Le chef Philippe Couillard était accompagné lors de sa visite à Sherbrooke de ses candidats dans Saint-François et dans Sherbrooke, Guy Hardy et Luc Fortin.

Couillard ne «croit pas à ce moment-ci» à la réalisation du Centre femme-jeunesse-famille

Le chef libéral Philippe Couillard ne « croit pas à ce moment-ci » à la réalisation du projet de Centre femme-jeunesse-famille du CHUS annoncé l'an passé par le ministre à la Santé, Réjean Hébert, « en raison de l'état désastreux des finances publiques que nous laisse le PQ ».
« On est 3 milliards $ dans le trou. Il s'est fait les 44 derniers jours des promesses de projets pour 2 milliards $... Il faut savoir à quel stade le Dr Hébert a annoncé la promesse du Centre femme-jeunesse-famille, mais j'ai des doutes sur sa concrétisation. En fait, il n'y a pas grand'chose que je crois de la part de ce gouvernement et ce n'est pas pour rien qu'après le dépôt d'un demi-budget, sans crédit, le Parti québécois s'est empressé d'aller en élection », a lancé mardi en point de presse régional M. Couillard, dont la caravane s'est arrêtée à Sherbrooke.

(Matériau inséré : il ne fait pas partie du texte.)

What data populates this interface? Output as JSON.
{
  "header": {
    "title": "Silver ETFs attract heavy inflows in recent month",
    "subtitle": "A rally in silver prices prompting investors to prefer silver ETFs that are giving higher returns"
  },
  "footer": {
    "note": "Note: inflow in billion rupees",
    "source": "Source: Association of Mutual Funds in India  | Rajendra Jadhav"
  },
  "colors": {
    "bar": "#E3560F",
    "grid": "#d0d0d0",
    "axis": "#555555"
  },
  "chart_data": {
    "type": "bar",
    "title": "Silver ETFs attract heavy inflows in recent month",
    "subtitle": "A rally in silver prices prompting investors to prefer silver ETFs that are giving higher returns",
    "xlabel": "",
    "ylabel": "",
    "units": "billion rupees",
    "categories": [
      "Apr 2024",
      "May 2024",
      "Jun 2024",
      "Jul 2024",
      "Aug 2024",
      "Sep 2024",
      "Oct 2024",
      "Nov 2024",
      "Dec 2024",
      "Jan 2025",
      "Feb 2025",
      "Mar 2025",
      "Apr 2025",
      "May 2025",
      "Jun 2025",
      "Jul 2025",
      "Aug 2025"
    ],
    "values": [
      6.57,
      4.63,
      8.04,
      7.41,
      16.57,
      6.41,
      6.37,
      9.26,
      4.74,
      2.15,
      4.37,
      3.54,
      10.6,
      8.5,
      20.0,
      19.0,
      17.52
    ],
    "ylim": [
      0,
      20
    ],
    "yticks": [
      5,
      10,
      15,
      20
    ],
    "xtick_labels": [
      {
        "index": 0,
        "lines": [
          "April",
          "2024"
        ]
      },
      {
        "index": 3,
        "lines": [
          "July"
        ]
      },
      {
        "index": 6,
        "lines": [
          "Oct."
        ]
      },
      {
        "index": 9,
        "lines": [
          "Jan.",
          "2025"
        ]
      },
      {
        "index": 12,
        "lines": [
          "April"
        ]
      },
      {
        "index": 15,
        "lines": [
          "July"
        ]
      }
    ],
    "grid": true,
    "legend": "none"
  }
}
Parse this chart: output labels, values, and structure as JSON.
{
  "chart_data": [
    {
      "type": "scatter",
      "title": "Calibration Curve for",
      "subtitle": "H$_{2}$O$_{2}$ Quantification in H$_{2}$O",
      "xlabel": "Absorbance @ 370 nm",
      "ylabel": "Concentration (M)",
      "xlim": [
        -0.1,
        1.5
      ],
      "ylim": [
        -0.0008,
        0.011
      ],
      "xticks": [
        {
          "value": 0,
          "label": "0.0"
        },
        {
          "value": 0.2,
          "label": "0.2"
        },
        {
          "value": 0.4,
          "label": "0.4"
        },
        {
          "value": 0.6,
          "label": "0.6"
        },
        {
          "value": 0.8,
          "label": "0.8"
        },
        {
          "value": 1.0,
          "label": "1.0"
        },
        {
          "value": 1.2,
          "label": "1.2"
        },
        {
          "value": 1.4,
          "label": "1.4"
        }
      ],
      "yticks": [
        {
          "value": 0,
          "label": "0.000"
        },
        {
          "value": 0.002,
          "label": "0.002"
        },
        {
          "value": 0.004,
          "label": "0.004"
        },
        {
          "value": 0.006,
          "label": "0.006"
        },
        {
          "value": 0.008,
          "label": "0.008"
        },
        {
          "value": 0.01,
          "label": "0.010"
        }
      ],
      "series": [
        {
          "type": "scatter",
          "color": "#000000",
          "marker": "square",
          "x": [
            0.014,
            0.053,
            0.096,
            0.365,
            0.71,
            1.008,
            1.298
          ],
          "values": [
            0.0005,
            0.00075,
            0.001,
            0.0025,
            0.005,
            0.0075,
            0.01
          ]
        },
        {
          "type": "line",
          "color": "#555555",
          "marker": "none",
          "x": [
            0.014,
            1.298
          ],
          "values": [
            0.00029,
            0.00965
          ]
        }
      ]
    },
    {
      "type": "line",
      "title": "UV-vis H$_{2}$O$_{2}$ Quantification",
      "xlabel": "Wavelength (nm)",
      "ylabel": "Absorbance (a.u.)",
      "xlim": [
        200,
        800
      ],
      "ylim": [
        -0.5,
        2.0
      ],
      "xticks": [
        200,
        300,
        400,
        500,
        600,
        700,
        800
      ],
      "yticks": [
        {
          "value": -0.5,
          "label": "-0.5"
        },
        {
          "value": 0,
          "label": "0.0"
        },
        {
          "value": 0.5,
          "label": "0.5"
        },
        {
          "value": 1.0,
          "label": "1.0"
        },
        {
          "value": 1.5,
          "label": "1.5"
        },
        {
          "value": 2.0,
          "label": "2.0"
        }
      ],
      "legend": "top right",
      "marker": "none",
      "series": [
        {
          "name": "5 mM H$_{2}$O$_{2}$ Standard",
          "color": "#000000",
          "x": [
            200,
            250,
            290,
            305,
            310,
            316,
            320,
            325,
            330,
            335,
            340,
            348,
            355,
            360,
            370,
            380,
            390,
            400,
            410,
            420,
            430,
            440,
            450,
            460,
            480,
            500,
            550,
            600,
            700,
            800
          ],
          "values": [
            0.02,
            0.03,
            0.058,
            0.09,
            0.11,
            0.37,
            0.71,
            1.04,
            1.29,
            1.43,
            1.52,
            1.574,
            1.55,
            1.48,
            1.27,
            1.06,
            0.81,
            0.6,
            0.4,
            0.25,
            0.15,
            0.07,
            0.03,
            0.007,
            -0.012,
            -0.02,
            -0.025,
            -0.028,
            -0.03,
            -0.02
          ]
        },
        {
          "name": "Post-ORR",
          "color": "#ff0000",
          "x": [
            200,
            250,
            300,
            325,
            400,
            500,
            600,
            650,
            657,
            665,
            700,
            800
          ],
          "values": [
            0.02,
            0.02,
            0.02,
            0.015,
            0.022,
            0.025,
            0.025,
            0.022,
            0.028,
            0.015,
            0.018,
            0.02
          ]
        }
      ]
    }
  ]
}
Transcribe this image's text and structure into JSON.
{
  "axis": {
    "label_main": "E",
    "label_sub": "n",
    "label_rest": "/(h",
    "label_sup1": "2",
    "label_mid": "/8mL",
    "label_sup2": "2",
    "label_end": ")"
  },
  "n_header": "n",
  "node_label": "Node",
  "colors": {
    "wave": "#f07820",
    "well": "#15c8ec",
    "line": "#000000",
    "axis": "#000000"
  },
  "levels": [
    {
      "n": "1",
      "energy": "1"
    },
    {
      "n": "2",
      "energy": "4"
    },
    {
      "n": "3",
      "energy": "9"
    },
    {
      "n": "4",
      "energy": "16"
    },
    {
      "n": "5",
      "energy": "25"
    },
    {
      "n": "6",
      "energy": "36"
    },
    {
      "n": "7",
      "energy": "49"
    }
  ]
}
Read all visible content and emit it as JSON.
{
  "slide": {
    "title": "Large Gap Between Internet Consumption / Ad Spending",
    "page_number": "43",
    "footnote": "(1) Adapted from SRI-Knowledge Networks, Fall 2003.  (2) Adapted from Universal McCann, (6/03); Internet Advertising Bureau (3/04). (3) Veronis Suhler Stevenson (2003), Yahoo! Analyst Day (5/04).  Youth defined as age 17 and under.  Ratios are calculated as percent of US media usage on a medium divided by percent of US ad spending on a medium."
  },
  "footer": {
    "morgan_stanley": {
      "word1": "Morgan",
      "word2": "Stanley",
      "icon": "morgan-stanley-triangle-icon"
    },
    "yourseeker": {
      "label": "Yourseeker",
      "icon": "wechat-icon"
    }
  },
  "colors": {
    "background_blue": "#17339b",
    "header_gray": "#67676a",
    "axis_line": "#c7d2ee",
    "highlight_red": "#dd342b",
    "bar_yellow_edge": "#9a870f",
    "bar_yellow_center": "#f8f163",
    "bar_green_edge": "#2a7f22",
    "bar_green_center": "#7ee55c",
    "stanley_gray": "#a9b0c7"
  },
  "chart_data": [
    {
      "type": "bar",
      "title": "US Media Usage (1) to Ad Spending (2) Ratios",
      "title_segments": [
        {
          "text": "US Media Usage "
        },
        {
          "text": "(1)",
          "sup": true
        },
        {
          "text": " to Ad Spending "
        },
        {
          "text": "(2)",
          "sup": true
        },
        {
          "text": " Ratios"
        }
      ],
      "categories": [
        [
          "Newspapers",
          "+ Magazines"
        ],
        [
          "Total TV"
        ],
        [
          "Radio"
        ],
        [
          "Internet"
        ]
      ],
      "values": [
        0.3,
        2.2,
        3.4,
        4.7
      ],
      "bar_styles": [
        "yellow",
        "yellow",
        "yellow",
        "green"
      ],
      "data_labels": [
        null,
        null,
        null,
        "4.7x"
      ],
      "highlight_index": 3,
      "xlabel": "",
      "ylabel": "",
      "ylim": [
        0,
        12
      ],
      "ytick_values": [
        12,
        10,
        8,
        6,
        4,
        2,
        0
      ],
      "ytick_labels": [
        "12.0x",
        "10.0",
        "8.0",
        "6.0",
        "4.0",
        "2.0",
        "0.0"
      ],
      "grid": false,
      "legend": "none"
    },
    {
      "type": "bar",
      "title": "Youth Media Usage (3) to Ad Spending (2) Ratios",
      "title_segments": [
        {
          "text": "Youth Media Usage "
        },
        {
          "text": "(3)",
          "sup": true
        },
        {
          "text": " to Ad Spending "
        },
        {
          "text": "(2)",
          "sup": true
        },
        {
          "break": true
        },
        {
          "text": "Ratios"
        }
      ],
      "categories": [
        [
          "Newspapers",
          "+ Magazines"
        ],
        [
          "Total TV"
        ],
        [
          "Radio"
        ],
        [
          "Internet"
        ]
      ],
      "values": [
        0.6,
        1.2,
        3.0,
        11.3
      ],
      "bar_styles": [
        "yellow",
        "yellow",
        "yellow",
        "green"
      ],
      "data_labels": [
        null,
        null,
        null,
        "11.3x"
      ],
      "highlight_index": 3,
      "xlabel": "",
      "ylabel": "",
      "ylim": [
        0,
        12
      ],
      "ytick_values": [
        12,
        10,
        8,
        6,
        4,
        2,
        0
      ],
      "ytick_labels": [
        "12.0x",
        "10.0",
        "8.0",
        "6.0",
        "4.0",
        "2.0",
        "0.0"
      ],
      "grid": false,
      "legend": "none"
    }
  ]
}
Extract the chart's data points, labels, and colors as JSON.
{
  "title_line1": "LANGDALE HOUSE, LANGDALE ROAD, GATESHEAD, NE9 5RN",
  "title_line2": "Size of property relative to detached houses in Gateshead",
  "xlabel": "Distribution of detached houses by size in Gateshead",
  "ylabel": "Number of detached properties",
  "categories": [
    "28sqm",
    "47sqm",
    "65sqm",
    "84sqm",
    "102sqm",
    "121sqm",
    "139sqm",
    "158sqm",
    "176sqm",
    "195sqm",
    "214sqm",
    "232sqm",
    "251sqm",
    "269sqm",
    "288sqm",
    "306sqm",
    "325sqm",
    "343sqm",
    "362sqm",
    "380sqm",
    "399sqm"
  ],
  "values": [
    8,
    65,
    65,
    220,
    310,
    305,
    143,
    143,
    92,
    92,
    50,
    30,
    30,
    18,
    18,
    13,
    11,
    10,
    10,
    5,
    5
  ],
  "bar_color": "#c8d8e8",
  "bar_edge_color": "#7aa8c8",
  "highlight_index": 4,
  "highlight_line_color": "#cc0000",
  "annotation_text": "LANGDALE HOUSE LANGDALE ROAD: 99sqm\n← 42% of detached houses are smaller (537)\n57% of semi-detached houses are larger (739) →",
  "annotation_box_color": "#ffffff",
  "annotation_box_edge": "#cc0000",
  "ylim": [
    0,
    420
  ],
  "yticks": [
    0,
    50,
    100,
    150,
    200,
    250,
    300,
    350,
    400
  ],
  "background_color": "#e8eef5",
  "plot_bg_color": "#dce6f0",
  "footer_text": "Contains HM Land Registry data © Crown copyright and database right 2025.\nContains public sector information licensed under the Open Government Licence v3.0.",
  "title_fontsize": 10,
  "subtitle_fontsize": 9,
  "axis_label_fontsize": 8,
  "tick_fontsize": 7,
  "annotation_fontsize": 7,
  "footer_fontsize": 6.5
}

Entouré sur la banquette arrière de son autobus de campagne de ses candidatas dans Saint-François et Sherbrooke, Guy Hardy et Luc Fortin, où il a rencontré la presse régionale, le chef libéral a cependant indiqué que le Centre femme-jeunesse-famille dont il a suivi la progression depuis le lancement du rêve du pédiatre Claude Lemoine est une priorité et qu'il fera « tout ce qui est possible pour sa réalisation ».
C'est du reste avec une « certaine émotion, sinon une émotion certaine » que Philippe Couillard s'est retrouvé à Sherbrooke, où il a visité son ancien lieu de travail, la Faculté de médecine et des sciences de la santé. « Ç'a été un très beau milieu professionnel, surtout que la Faculté ici est reconnue pour son sens de l'innovation. Le modèle d'organisation dans la formation et les soins est assez unique. Et Sherbrooke n'est pas qu'une locomotive en santé, mais dans bien d'autres domaines », a aussi confié le neurochirurgien de formation, qui a accordé son appui au projet d'agrandissement des lieux et pour l'amélioration de son centre de simulation.
Tout en accordant également son support à l'agrandissement de l'aéroport de Sherbrooke, qui constitue un « élément majeur pour le développement économique de la région », le Dr Couillard a par ailleurs assuré que son plan d'embauche de 2000 infirmières bachelières, appelées aussi super-infirmières, est « parfaitement réaliste ». « Sur un horizon de 10 ans, à raison de 200 infirmières spécialisées par année pour désengorger la première ligne, c'est parfaitement réaliste », a-t-il convenu, indiquant que le financement se fera par des réductions de 10 pour cent dans l'administration.